While much of what's in this textbook is useful content, it's not modern, it's classical. Definitely worth learning and being familiar with, but not really the kinds of techniques that are used in practice or even in research.
I've read it and think it gives great historical perspective to the field. It is important that one understands the successful/unsuccessful methods and subfields developed since Turing's paper. IMO it is hard to appreciate the modern advances without the big picture. Some of the classic symbolic techniques combined with modern ML architectures may come full circle towards solving AGI in the way that NN came back to become the foundation of machine learning.
Modern now would mean something post "attention is all you need" concept. And I think there's plenty of follow-up papers on this concept. Interesting times ahead
Reminds me of "modern control systems" courses and books I had in graduate school that contained material developed in the 60's. I think a lot of engineering research developed in the Apollo program era has been called "modern" for some reason.

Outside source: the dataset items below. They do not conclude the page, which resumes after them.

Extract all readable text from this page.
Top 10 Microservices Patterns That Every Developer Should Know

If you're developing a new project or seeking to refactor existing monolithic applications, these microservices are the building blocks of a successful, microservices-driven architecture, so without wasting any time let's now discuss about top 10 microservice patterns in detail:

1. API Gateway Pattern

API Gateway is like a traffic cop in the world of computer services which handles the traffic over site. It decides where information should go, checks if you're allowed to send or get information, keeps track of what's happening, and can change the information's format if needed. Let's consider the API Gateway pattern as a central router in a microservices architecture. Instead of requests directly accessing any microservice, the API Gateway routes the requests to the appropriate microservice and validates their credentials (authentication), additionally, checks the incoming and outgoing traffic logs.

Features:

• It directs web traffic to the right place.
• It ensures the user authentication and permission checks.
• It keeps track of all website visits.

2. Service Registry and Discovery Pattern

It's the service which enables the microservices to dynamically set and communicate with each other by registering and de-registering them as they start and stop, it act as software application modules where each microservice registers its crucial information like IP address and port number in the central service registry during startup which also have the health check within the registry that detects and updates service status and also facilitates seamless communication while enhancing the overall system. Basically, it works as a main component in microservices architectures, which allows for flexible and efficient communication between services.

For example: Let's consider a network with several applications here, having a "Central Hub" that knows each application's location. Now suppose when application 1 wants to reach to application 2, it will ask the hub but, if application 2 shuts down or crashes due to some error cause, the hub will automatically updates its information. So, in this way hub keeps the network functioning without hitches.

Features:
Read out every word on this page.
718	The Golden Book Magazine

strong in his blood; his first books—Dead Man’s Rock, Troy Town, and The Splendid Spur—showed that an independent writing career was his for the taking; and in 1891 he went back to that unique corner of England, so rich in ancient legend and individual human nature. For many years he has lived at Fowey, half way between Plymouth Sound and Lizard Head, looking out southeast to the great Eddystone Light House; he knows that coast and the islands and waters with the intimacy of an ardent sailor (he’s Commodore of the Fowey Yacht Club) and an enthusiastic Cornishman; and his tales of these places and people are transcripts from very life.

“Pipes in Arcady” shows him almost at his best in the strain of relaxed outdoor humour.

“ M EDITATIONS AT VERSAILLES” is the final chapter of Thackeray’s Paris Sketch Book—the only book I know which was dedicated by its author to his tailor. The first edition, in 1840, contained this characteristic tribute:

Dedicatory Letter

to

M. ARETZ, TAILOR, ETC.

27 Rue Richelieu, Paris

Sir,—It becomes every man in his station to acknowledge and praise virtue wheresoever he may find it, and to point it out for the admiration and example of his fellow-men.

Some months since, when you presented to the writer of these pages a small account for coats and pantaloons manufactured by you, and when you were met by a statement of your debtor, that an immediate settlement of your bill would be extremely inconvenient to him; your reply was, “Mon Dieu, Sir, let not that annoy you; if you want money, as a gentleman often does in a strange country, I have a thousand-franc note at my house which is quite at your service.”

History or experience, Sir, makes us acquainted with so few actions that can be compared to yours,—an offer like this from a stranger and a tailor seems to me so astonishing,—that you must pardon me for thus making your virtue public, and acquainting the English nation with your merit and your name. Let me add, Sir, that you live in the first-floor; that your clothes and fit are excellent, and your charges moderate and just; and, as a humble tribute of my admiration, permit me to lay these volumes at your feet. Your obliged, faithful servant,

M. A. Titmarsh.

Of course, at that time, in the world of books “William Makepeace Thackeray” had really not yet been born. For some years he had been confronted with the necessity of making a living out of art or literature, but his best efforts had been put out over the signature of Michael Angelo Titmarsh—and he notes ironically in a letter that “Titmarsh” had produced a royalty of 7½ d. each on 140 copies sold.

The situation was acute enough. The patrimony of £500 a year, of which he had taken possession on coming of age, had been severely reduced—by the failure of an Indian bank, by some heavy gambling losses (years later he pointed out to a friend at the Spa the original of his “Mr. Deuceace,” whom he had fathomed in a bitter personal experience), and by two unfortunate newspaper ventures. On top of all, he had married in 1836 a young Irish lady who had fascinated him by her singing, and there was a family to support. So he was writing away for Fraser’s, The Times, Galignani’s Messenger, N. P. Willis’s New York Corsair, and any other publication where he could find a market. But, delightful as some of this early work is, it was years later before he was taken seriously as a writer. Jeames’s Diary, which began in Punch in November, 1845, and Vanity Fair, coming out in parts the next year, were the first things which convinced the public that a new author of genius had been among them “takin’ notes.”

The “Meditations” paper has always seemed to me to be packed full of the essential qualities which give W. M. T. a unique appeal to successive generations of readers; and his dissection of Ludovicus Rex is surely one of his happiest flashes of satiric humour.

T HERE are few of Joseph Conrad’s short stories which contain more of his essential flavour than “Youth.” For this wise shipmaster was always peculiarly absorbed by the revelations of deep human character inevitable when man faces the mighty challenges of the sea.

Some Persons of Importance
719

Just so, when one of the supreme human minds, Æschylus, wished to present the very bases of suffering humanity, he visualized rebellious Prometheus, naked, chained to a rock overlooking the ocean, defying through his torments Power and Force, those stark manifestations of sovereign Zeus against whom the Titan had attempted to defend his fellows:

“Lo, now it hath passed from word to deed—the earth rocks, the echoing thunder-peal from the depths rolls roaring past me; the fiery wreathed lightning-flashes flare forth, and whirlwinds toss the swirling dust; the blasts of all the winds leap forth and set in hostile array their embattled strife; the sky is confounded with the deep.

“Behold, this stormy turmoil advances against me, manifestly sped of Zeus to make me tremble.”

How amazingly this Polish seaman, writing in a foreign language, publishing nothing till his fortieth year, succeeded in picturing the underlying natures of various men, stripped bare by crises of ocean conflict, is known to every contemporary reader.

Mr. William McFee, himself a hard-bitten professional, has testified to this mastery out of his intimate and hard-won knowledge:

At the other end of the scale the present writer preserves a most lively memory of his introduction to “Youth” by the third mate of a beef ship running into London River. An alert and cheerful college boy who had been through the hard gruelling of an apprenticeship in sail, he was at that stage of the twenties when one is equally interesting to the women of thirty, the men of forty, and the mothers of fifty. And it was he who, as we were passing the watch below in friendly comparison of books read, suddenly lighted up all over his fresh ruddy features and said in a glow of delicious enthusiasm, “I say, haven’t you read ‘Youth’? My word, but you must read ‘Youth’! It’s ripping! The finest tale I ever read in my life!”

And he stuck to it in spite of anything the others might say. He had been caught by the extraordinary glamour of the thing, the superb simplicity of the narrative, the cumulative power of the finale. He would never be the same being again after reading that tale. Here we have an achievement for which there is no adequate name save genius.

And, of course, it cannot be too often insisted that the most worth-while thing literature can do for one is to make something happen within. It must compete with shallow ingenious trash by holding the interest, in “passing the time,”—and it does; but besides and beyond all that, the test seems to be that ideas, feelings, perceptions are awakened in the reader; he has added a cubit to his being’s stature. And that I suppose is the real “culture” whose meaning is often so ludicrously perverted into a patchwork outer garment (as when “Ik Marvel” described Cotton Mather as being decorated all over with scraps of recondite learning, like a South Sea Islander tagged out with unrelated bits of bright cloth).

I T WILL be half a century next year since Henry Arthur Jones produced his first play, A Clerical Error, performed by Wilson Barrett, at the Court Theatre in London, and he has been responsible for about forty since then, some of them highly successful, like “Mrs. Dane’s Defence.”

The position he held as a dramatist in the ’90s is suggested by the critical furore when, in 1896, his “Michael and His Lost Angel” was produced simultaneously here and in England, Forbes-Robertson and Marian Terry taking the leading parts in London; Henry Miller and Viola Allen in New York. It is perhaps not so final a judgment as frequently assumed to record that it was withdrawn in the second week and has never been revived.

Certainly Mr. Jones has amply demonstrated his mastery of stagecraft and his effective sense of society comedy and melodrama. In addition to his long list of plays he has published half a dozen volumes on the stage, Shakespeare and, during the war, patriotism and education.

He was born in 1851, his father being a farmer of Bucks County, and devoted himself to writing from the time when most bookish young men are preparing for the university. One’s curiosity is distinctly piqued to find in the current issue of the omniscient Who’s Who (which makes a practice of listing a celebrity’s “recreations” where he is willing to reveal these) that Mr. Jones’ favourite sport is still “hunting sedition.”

Reading through the first edition (published 1995) is actually pretty interesting. At this point it's basically a historical document. The section on neural nets contains this gem from John Denker: "Neural networks are the second best way of doing just about anything."
While much of what's in this textbook is useful content, it's not modern, it's classical. Definitely worth learning and being familiar with, but not really the kinds of techniques that are used in practice or even in research.